Possessed of one of THE most distinctive voices of that era, this gentle giant had been a mainstay on what passed as the R&B charts since late 1945 (those listings began in 1942 as The Harlem Hit Parade), and before joining Atlantic had appeared on those charts 15 times while recording prolifically for 5 different labels into 1954 (the hits are listed, in the event you're interested, in the Comments below). Most of these songs he composed himself (it's estimated he wrote some 2,5000 tunes!), and good cross-sections of his early material may be found in the Acrobat Records of the U.K.'s 2006 20-track release "Ivory Joe Hunter - Jukebox Hits 1945-1950" while some of his Atlantic sides not in this volume, including his other three national hits, are in the 1994 Razor & Tie 25-track release "Since I Met You Baby - The Best of Ivory Joe Hunter."

His first hit for Atlantic was the self-penned It May Sound Silly which, billed as Ivory Joe Hunter & His Ivorytones and backed by the Ray Ellis orchestra, peaked at # 14 R&B in May 1954 on Atlantic 1049, losing out on the more lucrative Billboard Pop Top 100 to the Coral cover by The McGuire Sisters who had the backing of the Dick Jacobs orchestra. The flipside was I Got To Learn To Do The Mambo. The early 1955 follow-up I Want Somebody/Heaven Came Down To Earth, both written by Joe, went nowhere on Atlantic 1066, and it wouldn't be until early 1956 that he had his third Atlantic single, A Tear Fell written by Dorian Burton and Eugene Randolph, and this time, again backed by Ellis and billed as before, he hit # 15 R&B in March 1956 on Atlantic 1086 b/w I Need You By My Side. Meanwhile, the original Teresa Brewer rendition of A Tear Fell on Coral, also backed by Jacobs, was heading for a # 5 Top 100.

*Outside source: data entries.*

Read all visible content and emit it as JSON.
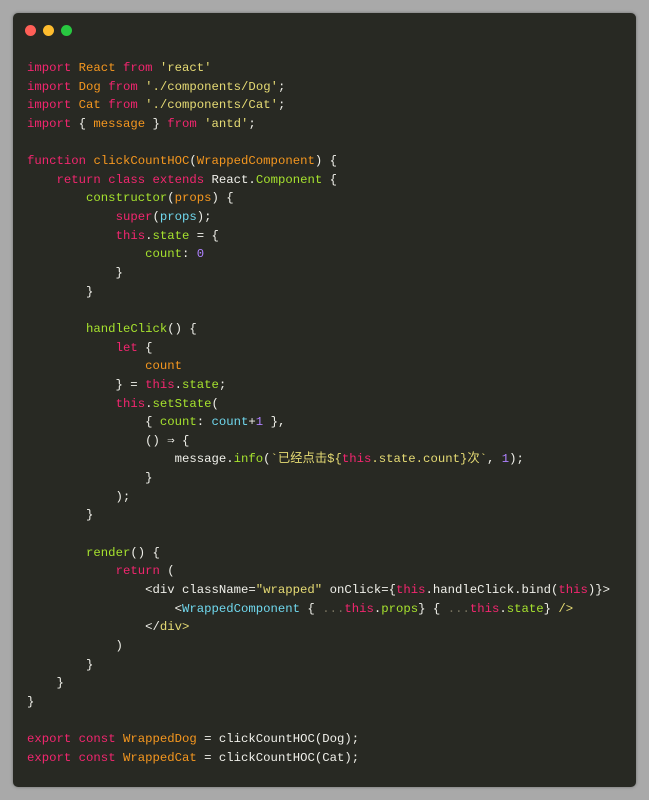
{
  "window": {
    "controls": [
      {
        "name": "close",
        "color": "#ff5f57"
      },
      {
        "name": "minimize",
        "color": "#febc2e"
      },
      {
        "name": "maximize",
        "color": "#28c840"
      }
    ]
  },
  "colors": {
    "keyword": "#f2266f",
    "class": "#f5971f",
    "string": "#e6db74",
    "function": "#a6e22e",
    "variable": "#70d8ee",
    "number": "#ae81ff",
    "background": "#282923"
  },
  "code_lines": [
    [
      [
        "k",
        "import"
      ],
      [
        "w",
        " "
      ],
      [
        "o",
        "React"
      ],
      [
        "w",
        " "
      ],
      [
        "k",
        "from"
      ],
      [
        "w",
        " "
      ],
      [
        "s",
        "'react'"
      ]
    ],
    [
      [
        "k",
        "import"
      ],
      [
        "w",
        " "
      ],
      [
        "o",
        "Dog"
      ],
      [
        "w",
        " "
      ],
      [
        "k",
        "from"
      ],
      [
        "w",
        " "
      ],
      [
        "s",
        "'./components/Dog'"
      ],
      [
        "w",
        ";"
      ]
    ],
    [
      [
        "k",
        "import"
      ],
      [
        "w",
        " "
      ],
      [
        "o",
        "Cat"
      ],
      [
        "w",
        " "
      ],
      [
        "k",
        "from"
      ],
      [
        "w",
        " "
      ],
      [
        "s",
        "'./components/Cat'"
      ],
      [
        "w",
        ";"
      ]
    ],
    [
      [
        "k",
        "import"
      ],
      [
        "w",
        " { "
      ],
      [
        "o",
        "message"
      ],
      [
        "w",
        " } "
      ],
      [
        "k",
        "from"
      ],
      [
        "w",
        " "
      ],
      [
        "s",
        "'antd'"
      ],
      [
        "w",
        ";"
      ]
    ],
    [],
    [
      [
        "k",
        "function"
      ],
      [
        "w",
        " "
      ],
      [
        "o",
        "clickCountHOC"
      ],
      [
        "w",
        "("
      ],
      [
        "o",
        "WrappedComponent"
      ],
      [
        "w",
        ") {"
      ]
    ],
    [
      [
        "w",
        "    "
      ],
      [
        "k",
        "return"
      ],
      [
        "w",
        " "
      ],
      [
        "k",
        "class"
      ],
      [
        "w",
        " "
      ],
      [
        "k",
        "extends"
      ],
      [
        "w",
        " React."
      ],
      [
        "g",
        "Component"
      ],
      [
        "w",
        " {"
      ]
    ],
    [
      [
        "w",
        "        "
      ],
      [
        "g",
        "constructor"
      ],
      [
        "w",
        "("
      ],
      [
        "o",
        "props"
      ],
      [
        "w",
        ") {"
      ]
    ],
    [
      [
        "w",
        "            "
      ],
      [
        "k",
        "super"
      ],
      [
        "w",
        "("
      ],
      [
        "c",
        "props"
      ],
      [
        "w",
        ");"
      ]
    ],
    [
      [
        "w",
        "            "
      ],
      [
        "k",
        "this"
      ],
      [
        "w",
        "."
      ],
      [
        "g",
        "state"
      ],
      [
        "w",
        " = {"
      ]
    ],
    [
      [
        "w",
        "                "
      ],
      [
        "g",
        "count"
      ],
      [
        "w",
        ": "
      ],
      [
        "n",
        "0"
      ]
    ],
    [
      [
        "w",
        "            }"
      ]
    ],
    [
      [
        "w",
        "        }"
      ]
    ],
    [],
    [
      [
        "w",
        "        "
      ],
      [
        "g",
        "handleClick"
      ],
      [
        "w",
        "() {"
      ]
    ],
    [
      [
        "w",
        "            "
      ],
      [
        "k",
        "let"
      ],
      [
        "w",
        " {"
      ]
    ],
    [
      [
        "w",
        "                "
      ],
      [
        "o",
        "count"
      ]
    ],
    [
      [
        "w",
        "            } = "
      ],
      [
        "k",
        "this"
      ],
      [
        "w",
        "."
      ],
      [
        "g",
        "state"
      ],
      [
        "w",
        ";"
      ]
    ],
    [
      [
        "w",
        "            "
      ],
      [
        "k",
        "this"
      ],
      [
        "w",
        "."
      ],
      [
        "g",
        "setState"
      ],
      [
        "w",
        "("
      ]
    ],
    [
      [
        "w",
        "                { "
      ],
      [
        "g",
        "count"
      ],
      [
        "w",
        ": "
      ],
      [
        "c",
        "count"
      ],
      [
        "w",
        "+"
      ],
      [
        "n",
        "1"
      ],
      [
        "w",
        " },"
      ]
    ],
    [
      [
        "w",
        "                () ⇒ {"
      ]
    ],
    [
      [
        "w",
        "                    message."
      ],
      [
        "g",
        "info"
      ],
      [
        "w",
        "("
      ],
      [
        "s",
        "`已经点击${"
      ],
      [
        "k",
        "this"
      ],
      [
        "s",
        ".state.count}次`"
      ],
      [
        "w",
        ", "
      ],
      [
        "n",
        "1"
      ],
      [
        "w",
        ");"
      ]
    ],
    [
      [
        "w",
        "                }"
      ]
    ],
    [
      [
        "w",
        "            );"
      ]
    ],
    [
      [
        "w",
        "        }"
      ]
    ],
    [],
    [
      [
        "w",
        "        "
      ],
      [
        "g",
        "render"
      ],
      [
        "w",
        "() {"
      ]
    ],
    [
      [
        "w",
        "            "
      ],
      [
        "k",
        "return"
      ],
      [
        "w",
        " ("
      ]
    ],
    [
      [
        "w",
        "                <div className="
      ],
      [
        "s",
        "\"wrapped\""
      ],
      [
        "w",
        " onClick={"
      ],
      [
        "k",
        "this"
      ],
      [
        "w",
        ".handleClick.bind("
      ],
      [
        "k",
        "this"
      ],
      [
        "w",
        ")}>"
      ]
    ],
    [
      [
        "w",
        "                    <"
      ],
      [
        "c",
        "WrappedComponent"
      ],
      [
        "w",
        " { "
      ],
      [
        "d",
        "..."
      ],
      [
        "k",
        "this"
      ],
      [
        "w",
        "."
      ],
      [
        "g",
        "props"
      ],
      [
        "w",
        "} { "
      ],
      [
        "d",
        "..."
      ],
      [
        "k",
        "this"
      ],
      [
        "w",
        "."
      ],
      [
        "g",
        "state"
      ],
      [
        "w",
        "} "
      ],
      [
        "s",
        "/>"
      ]
    ],
    [
      [
        "w",
        "                </"
      ],
      [
        "s",
        "div>"
      ]
    ],
    [
      [
        "w",
        "            )"
      ]
    ],
    [
      [
        "w",
        "        }"
      ]
    ],
    [
      [
        "w",
        "    }"
      ]
    ],
    [
      [
        "w",
        "}"
      ]
    ],
    [],
    [
      [
        "k",
        "export"
      ],
      [
        "w",
        " "
      ],
      [
        "k",
        "const"
      ],
      [
        "w",
        " "
      ],
      [
        "o",
        "WrappedDog"
      ],
      [
        "w",
        " = clickCountHOC(Dog);"
      ]
    ],
    [
      [
        "k",
        "export"
      ],
      [
        "w",
        " "
      ],
      [
        "k",
        "const"
      ],
      [
        "w",
        " "
      ],
      [
        "o",
        "WrappedCat"
      ],
      [
        "w",
        " = clickCountHOC(Cat);"
      ]
    ]
  ]
}
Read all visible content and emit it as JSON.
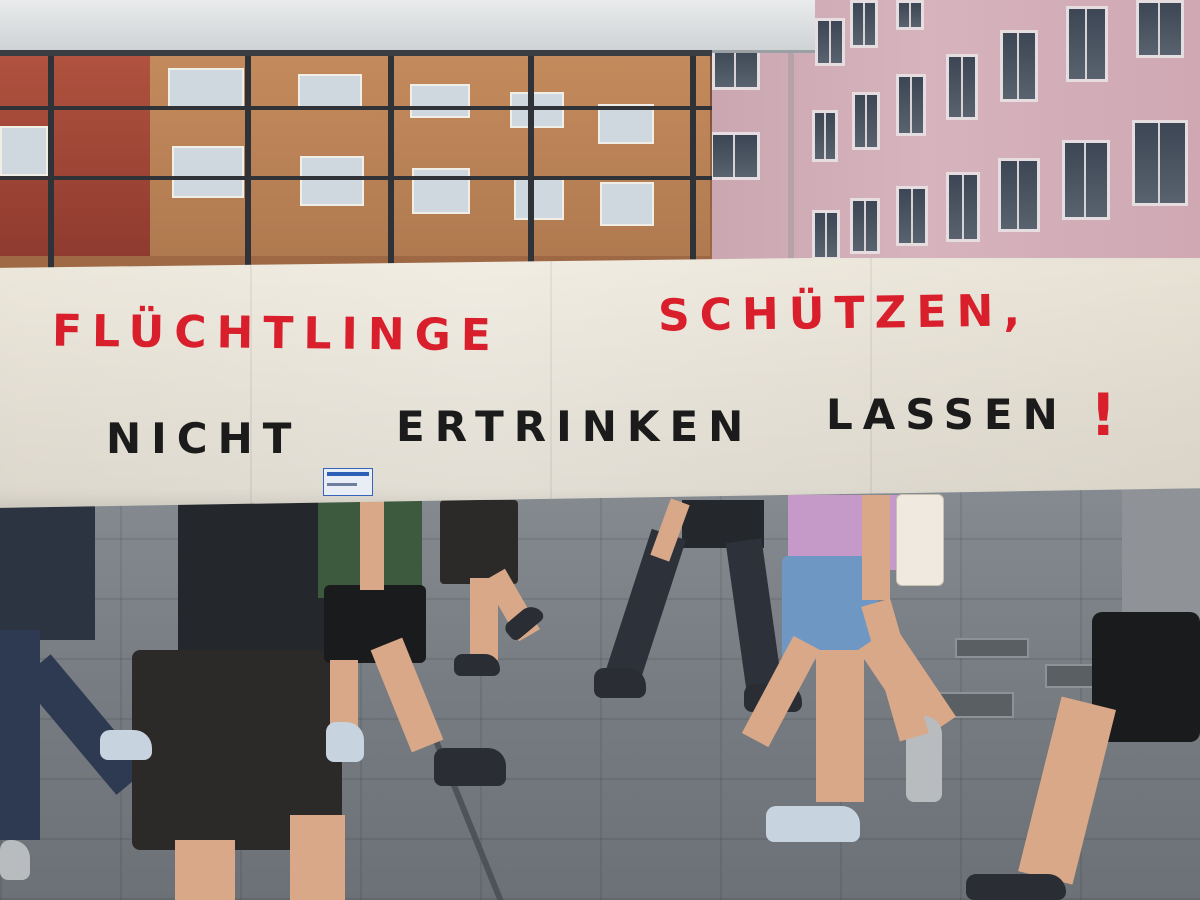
{
  "banner": {
    "line1_left": "FLÜCHTLINGE",
    "line1_right": "SCHÜTZEN,",
    "line2_words": [
      "NICHT",
      "ERTRINKEN",
      "LASSEN"
    ],
    "line2_mark": "!",
    "colors": {
      "cloth": "#efeadf",
      "red_text": "#d81f2b",
      "black_text": "#1b1b1b"
    }
  },
  "reflection_signs": [
    "1.10",
    "1.10",
    "1.10",
    "1.10",
    "1.10"
  ]
}
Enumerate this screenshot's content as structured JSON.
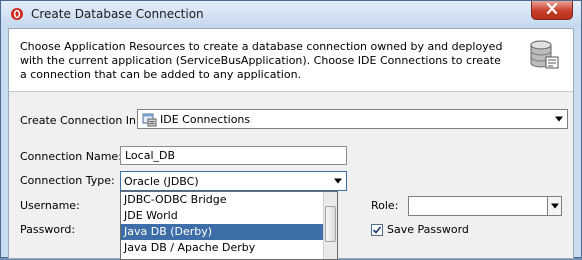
{
  "window": {
    "title": "Create Database Connection"
  },
  "header": {
    "description": "Choose Application Resources to create a database connection owned by and deployed with the current application (ServiceBusApplication). Choose IDE Connections to create a connection that can be added to any application."
  },
  "form": {
    "create_in_label": "Create Connection In:",
    "create_in_value": "IDE Connections",
    "name_label": "Connection Name:",
    "name_value": "Local_DB",
    "type_label": "Connection Type:",
    "type_value": "Oracle (JDBC)",
    "username_label": "Username:",
    "password_label": "Password:",
    "role_label": "Role:",
    "role_value": "",
    "save_password_label": "Save Password",
    "save_password_checked": true
  },
  "type_dropdown": {
    "options": [
      "JDBC-ODBC Bridge",
      "JDE World",
      "Java DB (Derby)",
      "Java DB / Apache Derby"
    ],
    "highlighted_index": 2
  },
  "icons": {
    "title": "oracle-logo-icon",
    "header": "database-connection-icon",
    "create_in": "ide-connections-icon"
  }
}
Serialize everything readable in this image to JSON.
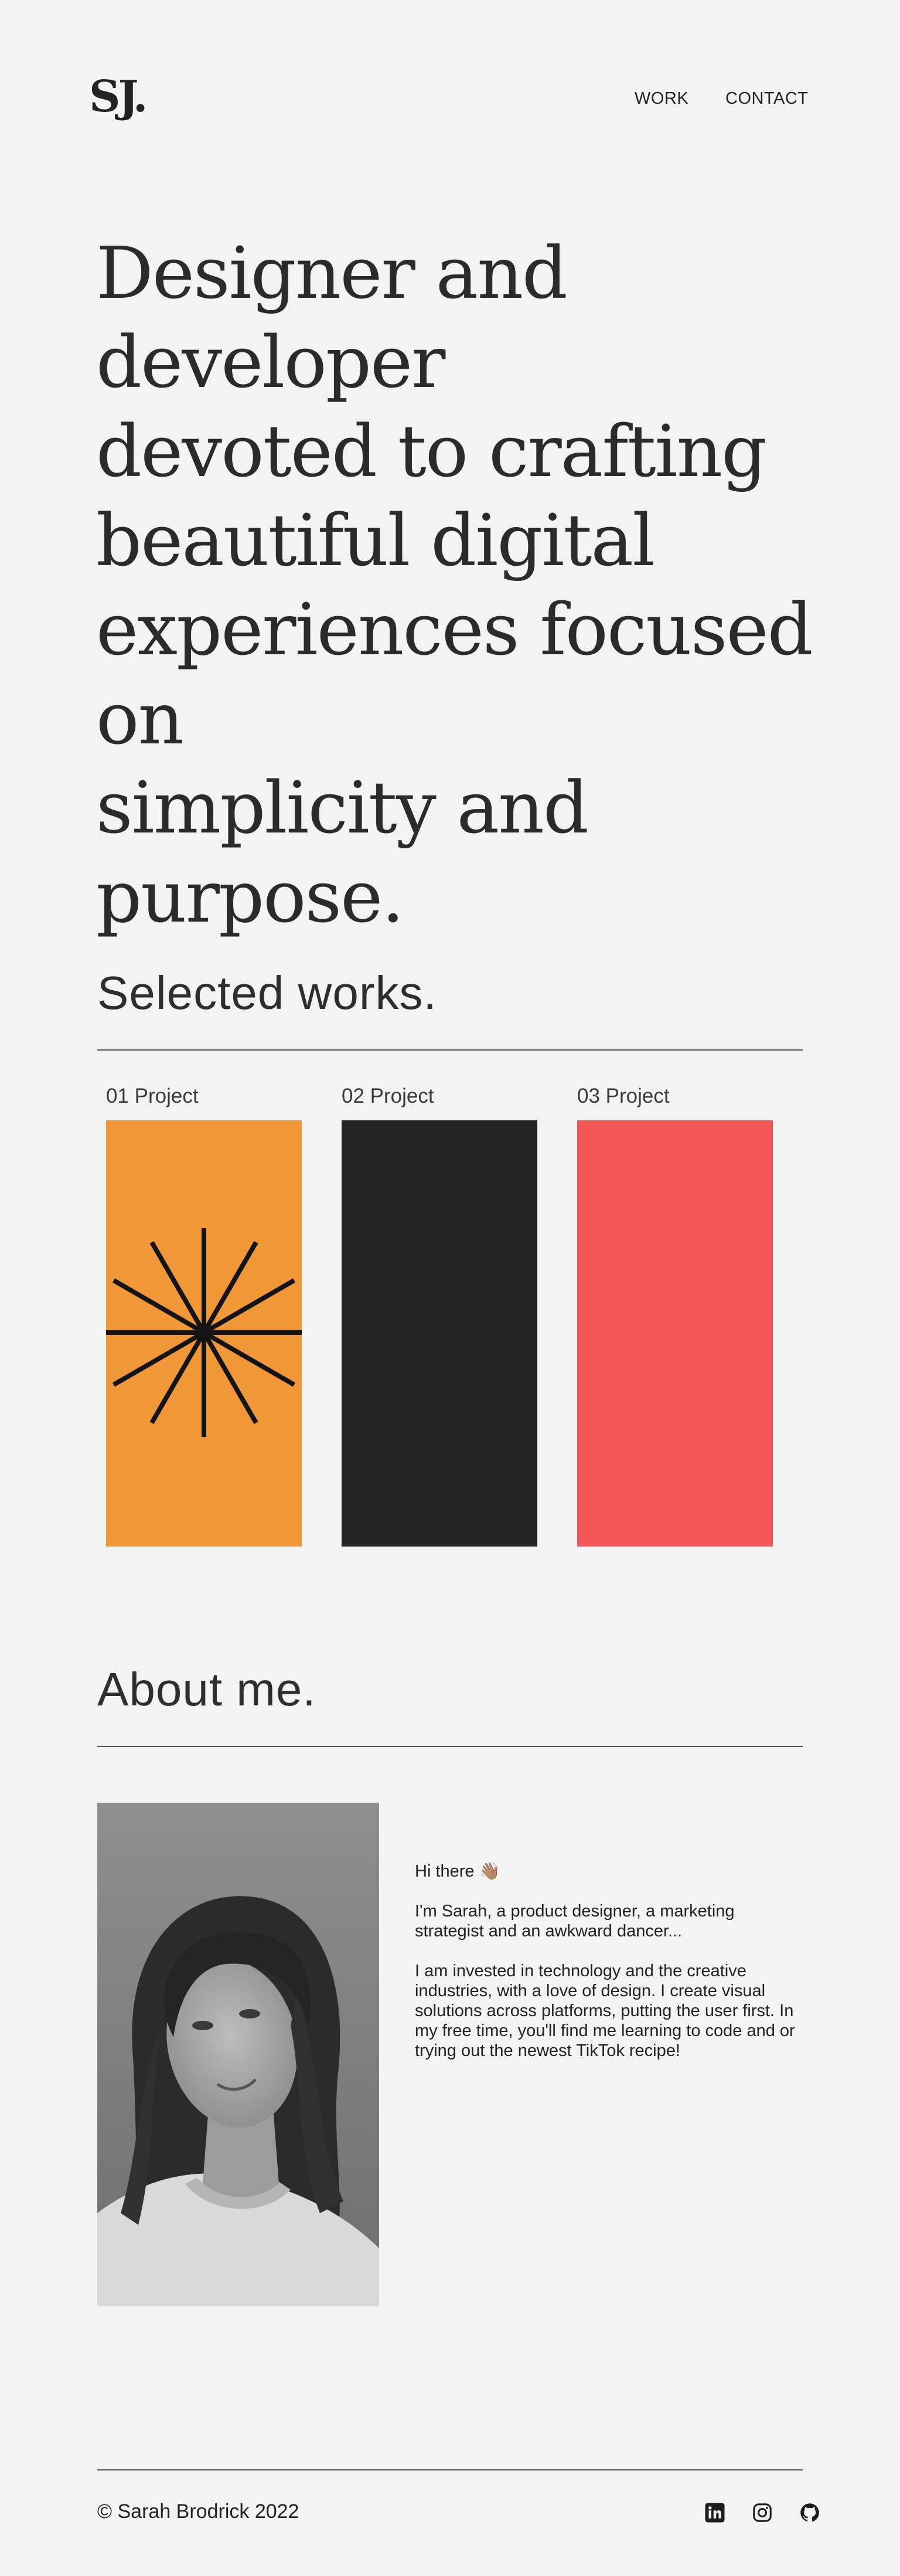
{
  "header": {
    "logo": "SJ.",
    "nav": [
      {
        "label": "WORK"
      },
      {
        "label": "CONTACT"
      }
    ]
  },
  "hero": {
    "line1": "Designer and developer",
    "line2": "devoted to crafting",
    "line3": "beautiful digital",
    "line4": "experiences focused on",
    "line5": "simplicity and purpose."
  },
  "works": {
    "title": "Selected works.",
    "projects": [
      {
        "label": "01 Project",
        "color": "#f09838"
      },
      {
        "label": "02 Project",
        "color": "#232323"
      },
      {
        "label": "03 Project",
        "color": "#f25656"
      }
    ]
  },
  "about": {
    "title": "About me.",
    "greeting": "Hi there 👋🏽",
    "paragraph1": "I'm Sarah, a product designer, a marketing strategist and an awkward dancer...",
    "paragraph2": "I am invested in technology and the creative industries, with a love of design. I create visual solutions across platforms, putting the user first. In my free time, you'll find me learning to code and or trying out the newest TikTok recipe!"
  },
  "footer": {
    "copyright": "© Sarah Brodrick 2022",
    "social": [
      "linkedin-icon",
      "instagram-icon",
      "github-icon"
    ]
  }
}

Another failed single, the Hunter-penned You Mean Everything To Me/That's Why I Dream on Atlantic 1095 failed in mid-1956, but then he became the first black artist to outsell a rushed-out white cover when he took his own Since I Met You Baby to # 1 R&B and # 12 Top 100 in November/December 1956 on Atlantic 1111, out-distancing both Mindy Carson, who peaked at # 36 on Columbia, and Molly Bee who failed to dent the Top 100 at MGM. All of the foregoing were in the two Atlantic LPs and so included here in this great CD compilation. Not part of either album, however, were his last three nationally-charting singles at Atlantic, or the 5 that failed into 1959 (see the Comments below). He would never have another such charted single.

Despite having composed all those songs, including the immortal I Almost Lost My Mind, which for him spent 5 weeks at # 1 R&B in January/February 1950, and which Pat Boone took to # 1 Top 100 for 4 weeks in a June/July 1956 cover on Dot, Ivory Joe Hunter died flat broke after a long bout with lung cancer on November 8, 1974. He was just 60 years of age. Unbelievably, this stylish Blues crooner (who also had a great love for C&W music) has yet to be honored by either of the Blues Hall Of Fame (inaugurated in 1980) or the R&R Hall Of Fame (inaugurated in 1986). Not even in the early influence category! Ridiculous!